Une façon unique de vouloir faire autrement... J'ai aimé improviser.

Mes parents sont originaires de Pombal, et m'ont très tôt fait côtoyer la cité pombaline. Mon père, carreleur de formation, a été l'un de mes premiers inspirateurs, bien avant de découvrir l'histoire de l'art, lorsque je le regardais réaliser nombre d'espace carrelés, et les nôtres. Lorsque j'ai commencé à réaliser Cendrillon, c'est sans la présence physique, de tous ces pairs. En effet, je me suis affranchie de bien des traditions, car j'ai réalisé tous les carreaux à la main et de façon peu orthodoxe, pas vraiment mécanique, ou presque, et le sujet ne respectait aucun modèle jusque là entrevu, si ce n'est sur les écrans, avec une figurine sortie des jeux de pixels et d'art ASCII. J'aimais beaucoup les arts des codes ASCII des créations de l'art informatique qui dataient des années 60. Je m'intéressais à la phénoménologie et les arts de la perceptions, et j'avais déjà, à mon actif, une expérience reconnue dans ces arts diffusés avec un collectif que j'avais co-fondé et également un enseignement et un catalogue très prisé (Iconorama, sur les icône et les GUI, les interface,le design des interfaces, du bureau) Il faut dire que faute de pouvoir réaliser des fresques, j'ai principalement travaillé avec des artistes, qui codaient et nous avions réalisé nombre de fresques animées sur écrans et projetées au grand public un peu partout en France. Ce jardinage écranique, était bien réel.

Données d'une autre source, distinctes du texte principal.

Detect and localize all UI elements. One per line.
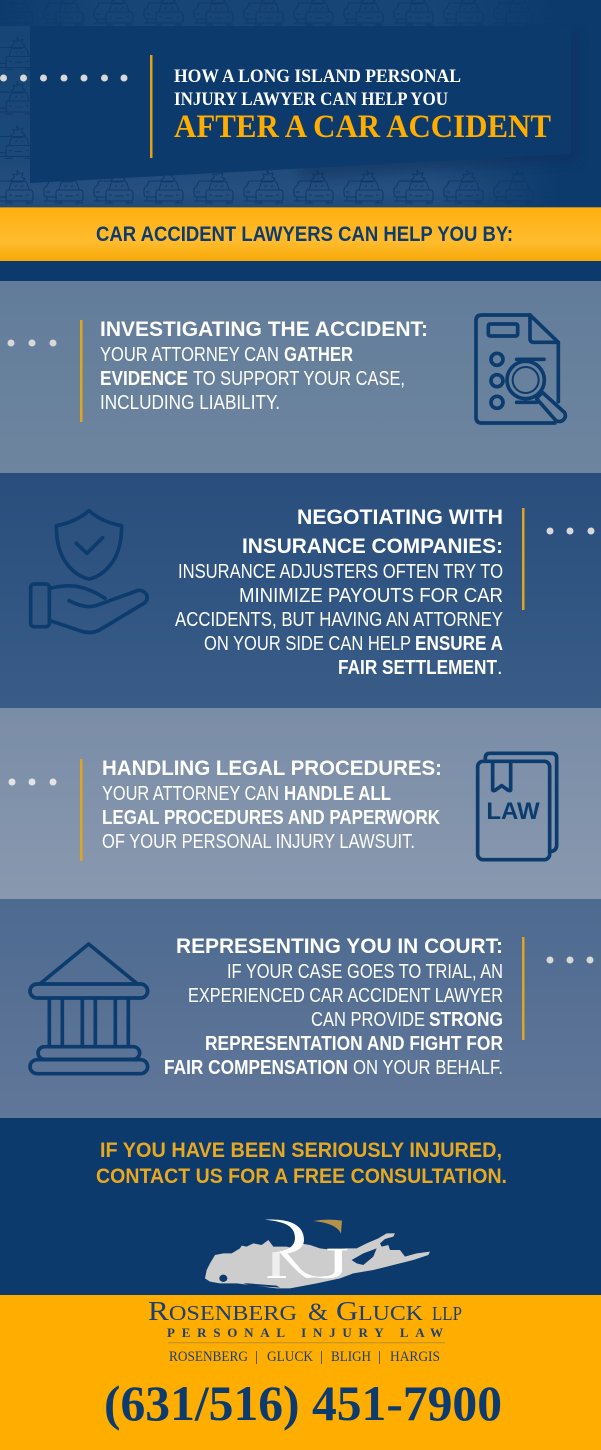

Cendrillon est comme un tapis, aussi, car située au sol, elle est tissée de carrelages juxtaposés et travaillés chacun individuellement à la main. La polychromie de mon ouvrage : des jaunes, verts, bleus indigos et turquoises, de noirs et blancs, sortes de damiers, des roses magentas et fushias, mauves et violets, le vert émeraude si rare, ou le gris souris, et évidement cette terracota inédite : la couleur Cendrillon.


Ce qui est admirable, c'est que je ne n'ai jamais eu besoin de me servir de "moules" pour reproduire. Car, dans les ateliers de l'Ensa de Limoges, ils passent tous par des "moules". Ici, pour ma recherche et création, chaque motif, chaque carreaux est fait "à la main", aucune projection de "mécanisation" et de paresse, puis-je écrire, fortuitement, n'est venu, simplifier le travail. Chaque parcelle est une création en soi, unique et façonnée à la main. Il n'y a eu aucune duplication. C'est un détail technique, très important, qui confère à cet ensemble de pièces uniques, un attachement très tendre et exigeant en la confiance en "la main", aux doigts de fée. S'il y a eu très peu d'erreur, c'est tout simplement, que ma pensée, accompagnée des habilités des mains, ont guidé ces tâches, chacune, ingrates, pour moi si belles, que l'ensemble, comme un orchestre synchronisé n'avait plus qu'à jouer la partition imaginée, par une stakhanoviste, mais qui s'assume néophyte. L'aspect manufacturé est remarquable, alors qu'il ne semble pas l'être, tant j'ai épousé les qualités infographiques et mon histoire liée à l'informatique et ses interfaces dédiées aux utilisateurs-trices. J'ai finalement emprunté un chemin tombé en désuétude, avec l'industrialisation et la mécanisation, de la manufacture, qui a comblé mes souvenirs du charme des multiples facéties de l'art de la fabrique à la main des carreaux de faïences, des beautés imprégnées, à jamais dans ma mémoire affectives, visuelles, et familiales, mais aussi, olfactive (l'odeur de la terre crue, puis cuite, puis la fraîcheur du carrelage en plein été brûlant, qui fait tant de bien lorsque les pieds se déposent dessus, lorsque l'on marche ou lorsque l'on s'allonge sur un carrelage, les nuits d'été) Bref, je pense que ce fut un moment magique de création, où "je devais le faire", j'ai eu cette volonté déterminée à la tâche, parce qu'il fallait que cela soit ainsi.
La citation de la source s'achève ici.